Wat weet jij van het etiket?
6 valkuilen bij etiket lezen:
1. Loze kreten op de verpakking
Op de voorkant van de verpakking vind je vaak kreten als ‘bron van vezels’ of ‘goed voor de weerstand’. Die kreten noemen we claims. Soms klopt zo’n claim inderdaad. Maar meestal zijn het loze kreten om jou te verleiden het product te kopen. Als er ‘ambachtelijk’, ‘vers’ of ‘natuurlijk’ op de verpakking staat, dan klinkt dat mooi. Maar het zegt niets. Zo kan een ‘ambachtelijk’ brood net zo goed in de fabriek zijn gemaakt.
2. Light wil niet zeggen calorie-arm
Light-producten bevatten niet altijd minder calorieën dan de gewone varianten. Zo kan light-chips net zoveel calorieën bevatten als gewone chips. En in light-pindakaas zit soms 30% minder vet, maar wel meer suiker dan de gewone variant.
3. Verleidelijke plaatjes
Op verpakkingen staan de mooiste foto’s, bijvoorbeeld van groente, fruit of noten. Je verwacht dan dat het product er vol mee zit. Maar dat is lang niet altijd het geval. Op een pak vruchtendrank staan soms de prachtigste aardbeien, terwijl er maar 1% echte aardbei inzit.

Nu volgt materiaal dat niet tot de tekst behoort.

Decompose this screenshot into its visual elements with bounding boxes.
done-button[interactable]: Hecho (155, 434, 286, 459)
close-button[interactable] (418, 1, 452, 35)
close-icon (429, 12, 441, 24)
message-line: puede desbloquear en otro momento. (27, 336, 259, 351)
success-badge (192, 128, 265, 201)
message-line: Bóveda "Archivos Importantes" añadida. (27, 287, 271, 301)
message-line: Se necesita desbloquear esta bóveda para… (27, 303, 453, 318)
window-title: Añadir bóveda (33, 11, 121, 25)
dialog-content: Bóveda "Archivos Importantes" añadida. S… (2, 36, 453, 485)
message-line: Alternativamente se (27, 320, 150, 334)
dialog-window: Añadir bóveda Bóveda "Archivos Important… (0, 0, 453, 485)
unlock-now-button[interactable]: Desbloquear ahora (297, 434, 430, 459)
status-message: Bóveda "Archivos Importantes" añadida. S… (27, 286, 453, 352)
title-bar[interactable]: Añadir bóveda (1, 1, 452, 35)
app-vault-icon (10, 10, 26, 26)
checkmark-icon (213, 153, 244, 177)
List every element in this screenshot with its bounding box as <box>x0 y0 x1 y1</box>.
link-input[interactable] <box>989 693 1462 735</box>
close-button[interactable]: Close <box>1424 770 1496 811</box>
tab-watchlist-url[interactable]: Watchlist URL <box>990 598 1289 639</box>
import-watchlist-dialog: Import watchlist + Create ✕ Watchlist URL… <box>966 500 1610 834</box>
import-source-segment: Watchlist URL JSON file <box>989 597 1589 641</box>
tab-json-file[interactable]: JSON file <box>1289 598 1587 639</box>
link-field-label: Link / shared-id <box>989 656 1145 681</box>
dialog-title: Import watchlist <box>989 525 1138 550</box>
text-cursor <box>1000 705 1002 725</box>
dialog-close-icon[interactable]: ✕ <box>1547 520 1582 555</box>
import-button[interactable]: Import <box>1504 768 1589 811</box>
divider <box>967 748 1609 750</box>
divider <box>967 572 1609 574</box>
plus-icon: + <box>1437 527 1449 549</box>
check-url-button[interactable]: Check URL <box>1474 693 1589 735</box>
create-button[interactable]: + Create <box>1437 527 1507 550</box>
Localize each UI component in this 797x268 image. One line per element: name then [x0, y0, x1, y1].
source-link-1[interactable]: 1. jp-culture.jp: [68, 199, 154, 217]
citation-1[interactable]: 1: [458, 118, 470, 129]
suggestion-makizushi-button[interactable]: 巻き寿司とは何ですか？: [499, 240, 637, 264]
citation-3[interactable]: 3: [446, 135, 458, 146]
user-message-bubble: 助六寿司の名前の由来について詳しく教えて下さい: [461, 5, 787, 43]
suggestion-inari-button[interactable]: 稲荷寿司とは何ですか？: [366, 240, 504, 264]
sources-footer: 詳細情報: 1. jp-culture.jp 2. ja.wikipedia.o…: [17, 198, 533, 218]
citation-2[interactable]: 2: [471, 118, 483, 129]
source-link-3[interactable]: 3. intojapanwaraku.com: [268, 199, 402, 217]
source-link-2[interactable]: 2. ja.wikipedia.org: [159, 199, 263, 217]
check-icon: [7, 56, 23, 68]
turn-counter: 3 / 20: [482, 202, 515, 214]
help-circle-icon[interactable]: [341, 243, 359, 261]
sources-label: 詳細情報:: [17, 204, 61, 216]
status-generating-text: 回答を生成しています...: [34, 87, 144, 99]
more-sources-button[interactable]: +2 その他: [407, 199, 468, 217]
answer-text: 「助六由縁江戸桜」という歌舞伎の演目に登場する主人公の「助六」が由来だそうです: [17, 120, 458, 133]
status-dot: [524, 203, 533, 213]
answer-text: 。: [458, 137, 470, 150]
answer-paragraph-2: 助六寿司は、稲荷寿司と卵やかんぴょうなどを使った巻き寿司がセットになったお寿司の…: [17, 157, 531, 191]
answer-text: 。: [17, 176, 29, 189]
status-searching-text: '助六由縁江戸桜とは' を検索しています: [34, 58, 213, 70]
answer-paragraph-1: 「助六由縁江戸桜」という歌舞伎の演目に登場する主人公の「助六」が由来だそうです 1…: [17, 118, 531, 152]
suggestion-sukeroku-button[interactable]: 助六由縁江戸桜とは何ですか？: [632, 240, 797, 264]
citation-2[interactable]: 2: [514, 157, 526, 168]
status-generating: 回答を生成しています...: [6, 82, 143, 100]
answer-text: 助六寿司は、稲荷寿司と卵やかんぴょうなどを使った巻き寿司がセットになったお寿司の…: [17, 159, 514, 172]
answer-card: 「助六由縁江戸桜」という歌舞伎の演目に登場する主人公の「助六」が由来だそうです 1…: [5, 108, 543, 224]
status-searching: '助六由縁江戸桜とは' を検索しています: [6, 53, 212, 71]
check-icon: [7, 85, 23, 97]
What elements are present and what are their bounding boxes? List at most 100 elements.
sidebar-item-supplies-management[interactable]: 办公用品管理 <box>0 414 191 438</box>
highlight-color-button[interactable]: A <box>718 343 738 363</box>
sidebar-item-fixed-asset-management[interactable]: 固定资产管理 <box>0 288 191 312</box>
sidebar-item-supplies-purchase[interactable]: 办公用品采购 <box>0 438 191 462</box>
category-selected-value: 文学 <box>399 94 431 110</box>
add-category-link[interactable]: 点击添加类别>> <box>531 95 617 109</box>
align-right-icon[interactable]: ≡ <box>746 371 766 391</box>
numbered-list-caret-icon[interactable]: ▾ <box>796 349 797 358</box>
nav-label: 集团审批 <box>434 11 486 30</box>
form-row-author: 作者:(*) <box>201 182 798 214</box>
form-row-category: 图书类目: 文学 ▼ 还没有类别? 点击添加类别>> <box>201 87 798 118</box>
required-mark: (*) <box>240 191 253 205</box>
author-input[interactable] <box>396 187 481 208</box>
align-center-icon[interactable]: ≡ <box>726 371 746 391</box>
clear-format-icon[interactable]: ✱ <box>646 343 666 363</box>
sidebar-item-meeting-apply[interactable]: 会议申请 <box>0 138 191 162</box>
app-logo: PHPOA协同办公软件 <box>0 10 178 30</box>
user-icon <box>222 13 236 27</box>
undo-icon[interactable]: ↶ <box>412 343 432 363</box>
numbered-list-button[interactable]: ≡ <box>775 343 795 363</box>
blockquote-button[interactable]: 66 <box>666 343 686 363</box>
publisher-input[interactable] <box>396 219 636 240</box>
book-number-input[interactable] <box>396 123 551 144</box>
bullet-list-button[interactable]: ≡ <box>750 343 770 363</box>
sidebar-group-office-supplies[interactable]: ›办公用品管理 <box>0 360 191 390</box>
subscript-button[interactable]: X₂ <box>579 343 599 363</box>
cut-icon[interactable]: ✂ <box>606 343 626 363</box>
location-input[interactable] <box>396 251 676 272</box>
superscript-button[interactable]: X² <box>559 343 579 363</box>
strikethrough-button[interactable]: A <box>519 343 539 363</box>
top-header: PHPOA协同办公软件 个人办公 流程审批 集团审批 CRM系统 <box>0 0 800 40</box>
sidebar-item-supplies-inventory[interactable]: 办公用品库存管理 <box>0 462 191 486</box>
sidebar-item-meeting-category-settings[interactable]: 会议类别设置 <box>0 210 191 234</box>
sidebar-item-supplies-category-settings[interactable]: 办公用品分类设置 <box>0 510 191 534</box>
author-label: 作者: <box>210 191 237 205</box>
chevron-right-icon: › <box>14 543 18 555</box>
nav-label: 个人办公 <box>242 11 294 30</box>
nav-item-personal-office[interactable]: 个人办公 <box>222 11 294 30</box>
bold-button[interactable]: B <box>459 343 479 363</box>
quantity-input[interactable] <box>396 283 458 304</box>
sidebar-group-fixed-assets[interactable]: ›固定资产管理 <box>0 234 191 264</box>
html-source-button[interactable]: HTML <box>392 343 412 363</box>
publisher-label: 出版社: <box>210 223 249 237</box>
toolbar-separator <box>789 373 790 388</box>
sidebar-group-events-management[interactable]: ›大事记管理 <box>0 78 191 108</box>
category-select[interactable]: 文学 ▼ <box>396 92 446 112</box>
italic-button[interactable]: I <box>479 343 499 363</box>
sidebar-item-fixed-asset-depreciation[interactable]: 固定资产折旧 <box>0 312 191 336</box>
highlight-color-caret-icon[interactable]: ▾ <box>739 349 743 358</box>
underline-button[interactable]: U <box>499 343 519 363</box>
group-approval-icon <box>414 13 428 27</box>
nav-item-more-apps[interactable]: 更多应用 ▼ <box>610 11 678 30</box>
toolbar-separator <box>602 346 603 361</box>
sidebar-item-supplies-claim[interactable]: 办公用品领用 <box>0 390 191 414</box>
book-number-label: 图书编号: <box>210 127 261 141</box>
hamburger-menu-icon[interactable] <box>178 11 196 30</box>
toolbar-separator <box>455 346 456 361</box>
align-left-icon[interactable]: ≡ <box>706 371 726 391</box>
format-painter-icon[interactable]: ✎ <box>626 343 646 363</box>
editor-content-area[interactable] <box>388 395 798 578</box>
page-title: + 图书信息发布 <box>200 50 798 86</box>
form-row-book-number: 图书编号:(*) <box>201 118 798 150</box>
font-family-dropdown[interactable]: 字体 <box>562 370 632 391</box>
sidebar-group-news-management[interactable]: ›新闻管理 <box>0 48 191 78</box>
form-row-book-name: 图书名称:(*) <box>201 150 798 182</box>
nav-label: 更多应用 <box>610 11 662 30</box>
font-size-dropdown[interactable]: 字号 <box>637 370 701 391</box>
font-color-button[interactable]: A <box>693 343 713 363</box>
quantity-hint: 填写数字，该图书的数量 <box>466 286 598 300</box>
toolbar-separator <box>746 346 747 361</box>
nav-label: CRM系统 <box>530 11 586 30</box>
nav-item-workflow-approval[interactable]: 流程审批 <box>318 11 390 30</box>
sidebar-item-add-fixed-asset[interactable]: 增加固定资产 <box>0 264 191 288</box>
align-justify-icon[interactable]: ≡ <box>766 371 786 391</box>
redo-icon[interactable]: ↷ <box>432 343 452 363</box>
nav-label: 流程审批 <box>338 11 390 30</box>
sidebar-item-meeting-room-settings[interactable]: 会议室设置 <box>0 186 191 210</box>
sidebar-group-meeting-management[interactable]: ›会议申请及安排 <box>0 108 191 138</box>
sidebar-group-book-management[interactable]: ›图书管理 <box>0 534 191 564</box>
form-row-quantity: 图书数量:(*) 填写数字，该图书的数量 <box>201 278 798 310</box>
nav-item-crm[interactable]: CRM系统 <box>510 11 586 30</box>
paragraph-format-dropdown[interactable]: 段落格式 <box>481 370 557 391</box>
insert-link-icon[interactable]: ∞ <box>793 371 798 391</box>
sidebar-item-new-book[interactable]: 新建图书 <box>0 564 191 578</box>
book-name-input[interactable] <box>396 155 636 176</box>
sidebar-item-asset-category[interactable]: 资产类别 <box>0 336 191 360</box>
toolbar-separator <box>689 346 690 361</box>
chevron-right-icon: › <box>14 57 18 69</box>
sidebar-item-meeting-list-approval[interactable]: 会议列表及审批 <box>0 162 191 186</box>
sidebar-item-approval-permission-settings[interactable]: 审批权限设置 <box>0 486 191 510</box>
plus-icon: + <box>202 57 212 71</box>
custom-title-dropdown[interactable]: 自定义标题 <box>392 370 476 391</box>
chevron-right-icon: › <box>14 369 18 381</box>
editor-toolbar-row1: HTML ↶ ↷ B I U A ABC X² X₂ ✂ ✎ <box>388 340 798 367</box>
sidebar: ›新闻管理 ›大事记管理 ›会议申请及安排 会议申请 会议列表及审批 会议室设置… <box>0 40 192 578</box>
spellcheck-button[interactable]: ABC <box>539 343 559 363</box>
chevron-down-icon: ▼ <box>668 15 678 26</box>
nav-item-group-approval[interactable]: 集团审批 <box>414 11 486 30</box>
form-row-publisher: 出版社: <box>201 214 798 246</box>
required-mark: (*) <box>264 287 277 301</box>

4. Niet alle porties zijn even groot
Op veel etiketten staat ook de voedingswaarde per portie, bijvoorbeeld per glas of koekje. Maar dat kan verwarrend zijn. Fabrikanten bepalen namelijk zelf hoe groot zo’n portie is. Zo rekent de ene fabrikant 30 gram voor 1 portie en de andere 45 gram. En nog een andere valkuil: soms zitten er 2 koeken in een meeneemverpakking en wordt het aantal calorieën gemeld van 1 koek. Dat lijkt namelijk gezonder!
5. Verwarring door referentie-inname
Op veel verpakkingen staat een referentie-inname (RI). Deze RI geeft aan hoeveel een gemiddelde volwassene per dag nodig heeft óf wat maximaal binnen een gezond voedingspatroon past. Dat kan verwarrend zijn. Voor vitamines is het prima als je de 100% haalt. Maar voor zout en verzadigd vet geldt juist: hoe minder, hoe beter.
6. Natuurlijke naam in plaats van E-nummer
Fabrikanten zetten soms de uitgeschreven naam van een stof op het etiket in plaats van een E-nummer. Dit klinkt natuurlijker. Er staat dan ‘citroenzuur’ in plaats van E330, terwijl het hetzelfde stofje is (een conserveermiddel). Wil je weten of een stof in de ingrediëntenlijst een E-nummer heeft? Zoek het op in de E-nummerzoeker.
Tips om de valkuilen te vermijden:
- Laat je niet verleiden door mooie plaatjes en praatjes op de voorkant van de verpakking. De belangrijkste informatie staat juist op de achterkant.
- Kijk altijd in de voedingswaardetabel en ingrediëntenlijst om te weten wat er precies in het product zit.
- Wil je producten vergelijken? Vergelijk ze dan per 100 gram en niet per portie, want dat is dus niet altijd hetzelfde.